Yo, con mi Argentina en el corazón, con todos mis amigos gritando en mi voz, viví unos minutos que jamás había soñado y que nunca olvidaré. Mentiría si pretendiera escapar a los lugares comunes y decir que no hice cuestión de patria. ¡Cómo no! No creo que nadie pueda ver a un compatriota triunfante en la máxima competencia deportiva del mundo y detenerse a pensar que no es nada más que un juego. Podrá manifestarse el júbilo en forma desbordante o con discreta sobriedad. Pero la patria "está ahí". Se oye su voz y se siente su latido. Yo no lloré. Tampoco podía hablar.

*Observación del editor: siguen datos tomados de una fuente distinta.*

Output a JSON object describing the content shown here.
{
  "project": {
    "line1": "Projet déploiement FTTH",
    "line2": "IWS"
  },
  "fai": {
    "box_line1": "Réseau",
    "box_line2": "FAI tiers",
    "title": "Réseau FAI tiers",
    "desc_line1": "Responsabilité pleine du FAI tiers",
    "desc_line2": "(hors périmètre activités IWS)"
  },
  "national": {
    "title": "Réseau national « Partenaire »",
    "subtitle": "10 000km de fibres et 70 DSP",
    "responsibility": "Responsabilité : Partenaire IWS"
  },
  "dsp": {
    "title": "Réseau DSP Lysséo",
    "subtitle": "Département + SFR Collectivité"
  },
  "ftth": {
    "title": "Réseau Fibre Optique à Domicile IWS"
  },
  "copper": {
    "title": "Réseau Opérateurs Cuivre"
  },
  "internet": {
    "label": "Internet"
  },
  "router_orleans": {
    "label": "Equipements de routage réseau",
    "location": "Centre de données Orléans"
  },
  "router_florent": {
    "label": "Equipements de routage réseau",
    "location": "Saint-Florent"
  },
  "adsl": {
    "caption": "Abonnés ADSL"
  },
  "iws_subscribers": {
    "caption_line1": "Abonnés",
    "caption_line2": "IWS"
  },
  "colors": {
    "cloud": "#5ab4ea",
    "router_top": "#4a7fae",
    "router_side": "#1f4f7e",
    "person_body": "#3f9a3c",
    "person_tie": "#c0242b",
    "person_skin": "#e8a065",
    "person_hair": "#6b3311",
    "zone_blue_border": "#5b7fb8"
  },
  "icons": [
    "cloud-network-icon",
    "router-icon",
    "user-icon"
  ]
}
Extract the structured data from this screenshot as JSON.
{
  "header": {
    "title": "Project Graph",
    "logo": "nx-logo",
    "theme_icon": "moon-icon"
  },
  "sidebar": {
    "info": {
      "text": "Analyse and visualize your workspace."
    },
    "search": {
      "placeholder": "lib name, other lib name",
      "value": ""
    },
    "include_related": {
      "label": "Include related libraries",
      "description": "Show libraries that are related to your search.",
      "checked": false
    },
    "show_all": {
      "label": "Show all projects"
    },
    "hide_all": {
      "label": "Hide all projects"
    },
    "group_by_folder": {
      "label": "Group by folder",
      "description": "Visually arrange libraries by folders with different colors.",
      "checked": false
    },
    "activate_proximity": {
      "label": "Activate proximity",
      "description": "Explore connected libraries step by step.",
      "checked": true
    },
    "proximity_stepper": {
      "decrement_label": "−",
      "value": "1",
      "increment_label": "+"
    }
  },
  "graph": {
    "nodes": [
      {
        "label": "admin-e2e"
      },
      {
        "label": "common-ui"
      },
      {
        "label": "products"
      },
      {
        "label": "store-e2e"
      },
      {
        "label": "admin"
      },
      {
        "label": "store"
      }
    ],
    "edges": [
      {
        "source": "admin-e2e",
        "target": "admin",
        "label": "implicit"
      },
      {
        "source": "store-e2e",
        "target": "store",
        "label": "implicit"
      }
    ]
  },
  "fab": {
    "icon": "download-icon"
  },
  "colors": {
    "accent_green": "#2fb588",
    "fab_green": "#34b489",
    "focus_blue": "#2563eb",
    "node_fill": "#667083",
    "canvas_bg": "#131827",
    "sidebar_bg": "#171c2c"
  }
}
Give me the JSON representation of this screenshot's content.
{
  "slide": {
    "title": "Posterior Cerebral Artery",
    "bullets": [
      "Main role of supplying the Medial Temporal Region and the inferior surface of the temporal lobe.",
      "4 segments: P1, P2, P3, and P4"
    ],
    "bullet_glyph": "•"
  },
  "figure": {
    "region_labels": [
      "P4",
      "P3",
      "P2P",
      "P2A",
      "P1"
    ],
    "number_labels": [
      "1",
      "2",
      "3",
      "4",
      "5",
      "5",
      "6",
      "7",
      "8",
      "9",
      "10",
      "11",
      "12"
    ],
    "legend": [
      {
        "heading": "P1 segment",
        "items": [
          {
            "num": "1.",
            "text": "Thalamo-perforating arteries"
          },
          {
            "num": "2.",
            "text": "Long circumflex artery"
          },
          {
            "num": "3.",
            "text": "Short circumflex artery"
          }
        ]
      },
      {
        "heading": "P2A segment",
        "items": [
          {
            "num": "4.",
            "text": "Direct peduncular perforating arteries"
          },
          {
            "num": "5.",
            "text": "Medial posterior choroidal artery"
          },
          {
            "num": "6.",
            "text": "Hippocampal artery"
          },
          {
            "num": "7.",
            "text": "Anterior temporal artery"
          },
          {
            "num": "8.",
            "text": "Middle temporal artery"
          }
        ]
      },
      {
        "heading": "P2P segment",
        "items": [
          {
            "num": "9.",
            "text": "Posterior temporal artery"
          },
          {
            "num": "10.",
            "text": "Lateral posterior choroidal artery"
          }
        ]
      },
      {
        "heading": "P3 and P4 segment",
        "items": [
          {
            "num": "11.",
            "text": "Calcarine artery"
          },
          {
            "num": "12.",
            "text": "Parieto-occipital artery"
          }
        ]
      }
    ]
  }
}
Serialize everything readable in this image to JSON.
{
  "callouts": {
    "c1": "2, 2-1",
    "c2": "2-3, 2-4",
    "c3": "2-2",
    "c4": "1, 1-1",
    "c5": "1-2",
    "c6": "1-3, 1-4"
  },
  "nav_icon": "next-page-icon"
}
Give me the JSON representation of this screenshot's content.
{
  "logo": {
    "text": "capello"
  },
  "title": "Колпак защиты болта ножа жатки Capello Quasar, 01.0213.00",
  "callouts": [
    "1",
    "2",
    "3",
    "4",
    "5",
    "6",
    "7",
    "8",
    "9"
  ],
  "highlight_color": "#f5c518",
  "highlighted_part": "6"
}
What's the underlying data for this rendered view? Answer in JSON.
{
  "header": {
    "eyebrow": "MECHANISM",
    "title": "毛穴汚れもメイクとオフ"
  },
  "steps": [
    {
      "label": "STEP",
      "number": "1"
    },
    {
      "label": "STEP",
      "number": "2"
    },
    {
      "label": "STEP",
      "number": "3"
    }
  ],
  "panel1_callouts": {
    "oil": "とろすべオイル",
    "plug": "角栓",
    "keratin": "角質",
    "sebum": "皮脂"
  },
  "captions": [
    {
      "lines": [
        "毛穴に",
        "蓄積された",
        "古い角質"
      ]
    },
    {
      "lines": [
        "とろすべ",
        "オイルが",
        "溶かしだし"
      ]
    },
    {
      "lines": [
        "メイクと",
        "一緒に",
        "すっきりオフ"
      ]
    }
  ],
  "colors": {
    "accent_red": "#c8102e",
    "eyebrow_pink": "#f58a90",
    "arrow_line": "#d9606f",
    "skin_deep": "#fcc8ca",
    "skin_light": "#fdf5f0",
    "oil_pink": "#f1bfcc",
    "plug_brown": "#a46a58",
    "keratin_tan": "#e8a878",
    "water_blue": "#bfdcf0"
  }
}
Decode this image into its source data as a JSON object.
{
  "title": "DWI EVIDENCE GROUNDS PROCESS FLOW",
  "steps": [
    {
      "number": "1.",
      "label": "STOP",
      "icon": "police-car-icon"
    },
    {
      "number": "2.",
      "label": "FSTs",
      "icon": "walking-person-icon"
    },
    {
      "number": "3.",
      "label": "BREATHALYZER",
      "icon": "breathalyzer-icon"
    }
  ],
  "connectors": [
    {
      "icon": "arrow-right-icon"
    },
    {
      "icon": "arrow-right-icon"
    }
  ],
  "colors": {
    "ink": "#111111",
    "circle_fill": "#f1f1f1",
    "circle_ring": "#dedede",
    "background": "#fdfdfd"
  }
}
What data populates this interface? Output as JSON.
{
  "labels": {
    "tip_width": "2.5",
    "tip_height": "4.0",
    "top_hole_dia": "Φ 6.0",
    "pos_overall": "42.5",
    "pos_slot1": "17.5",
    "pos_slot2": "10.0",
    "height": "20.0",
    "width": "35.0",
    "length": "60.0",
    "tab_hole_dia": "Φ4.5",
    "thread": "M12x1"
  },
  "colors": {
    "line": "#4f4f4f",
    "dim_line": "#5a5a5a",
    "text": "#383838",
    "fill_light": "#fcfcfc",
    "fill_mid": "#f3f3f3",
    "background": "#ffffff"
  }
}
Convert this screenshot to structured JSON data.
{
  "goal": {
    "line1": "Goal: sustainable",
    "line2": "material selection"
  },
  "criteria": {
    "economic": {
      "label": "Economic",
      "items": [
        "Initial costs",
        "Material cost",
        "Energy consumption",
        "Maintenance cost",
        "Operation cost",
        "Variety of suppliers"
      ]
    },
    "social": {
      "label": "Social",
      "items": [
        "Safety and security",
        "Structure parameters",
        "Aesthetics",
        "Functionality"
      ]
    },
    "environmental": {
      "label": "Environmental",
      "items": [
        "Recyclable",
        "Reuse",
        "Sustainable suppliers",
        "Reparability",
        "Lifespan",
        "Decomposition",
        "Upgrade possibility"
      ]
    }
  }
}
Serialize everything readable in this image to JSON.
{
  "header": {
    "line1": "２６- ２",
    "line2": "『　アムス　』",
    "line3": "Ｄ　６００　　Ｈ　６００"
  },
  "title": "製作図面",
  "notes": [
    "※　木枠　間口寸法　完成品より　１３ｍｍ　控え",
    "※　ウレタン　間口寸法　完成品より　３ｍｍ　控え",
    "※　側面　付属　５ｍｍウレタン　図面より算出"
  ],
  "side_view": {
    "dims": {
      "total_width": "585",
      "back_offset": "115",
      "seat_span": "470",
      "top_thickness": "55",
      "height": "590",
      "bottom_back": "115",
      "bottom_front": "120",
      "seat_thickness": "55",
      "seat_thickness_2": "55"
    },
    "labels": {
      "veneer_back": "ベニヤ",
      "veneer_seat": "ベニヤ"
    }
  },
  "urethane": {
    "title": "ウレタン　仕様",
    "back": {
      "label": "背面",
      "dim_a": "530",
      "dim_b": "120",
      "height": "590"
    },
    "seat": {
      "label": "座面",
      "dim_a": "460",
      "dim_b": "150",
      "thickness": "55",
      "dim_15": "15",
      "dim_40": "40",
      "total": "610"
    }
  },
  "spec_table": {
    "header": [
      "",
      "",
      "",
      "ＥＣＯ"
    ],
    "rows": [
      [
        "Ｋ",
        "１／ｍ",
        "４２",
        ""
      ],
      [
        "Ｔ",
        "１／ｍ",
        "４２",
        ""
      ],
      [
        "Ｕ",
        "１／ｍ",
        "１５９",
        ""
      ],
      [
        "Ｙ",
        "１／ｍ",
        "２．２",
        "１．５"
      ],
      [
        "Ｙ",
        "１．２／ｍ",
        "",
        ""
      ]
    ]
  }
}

Grité -ustedes conmigo- hasta el instante en que Cabrera cruzó la meta, llevándose con el pecho ese hilo que se extiende a lo ancho de la pista, como barrera que cierra el paso hacia los campos de la fama y sólo se abre ante la grandeza de los vencedores. Desde ese instante ya no grité más. Algo significa el nombre de Delfo Cabrera en el deporte argentino. Era lógico, natural, esperar que significara también algo en el deporte mundial. Lo que difícilmente hubiéramos podido imaginar es que llegara a significar tanto para nosotros. Porque, llevados por nuestro entusiasmo, no debemos caer en el error de olvidar la causa fundamental de ese momento inolvidable: si gritamos primero y enmudecimos después, si sentimos que Wembley era nuestro y vimos cómo brillaba un rectángulo celeste y blanco sobre el gris del horizonte, eso se lo debemos a Delfo Cabrera. A su esfuerzo y a su calidad.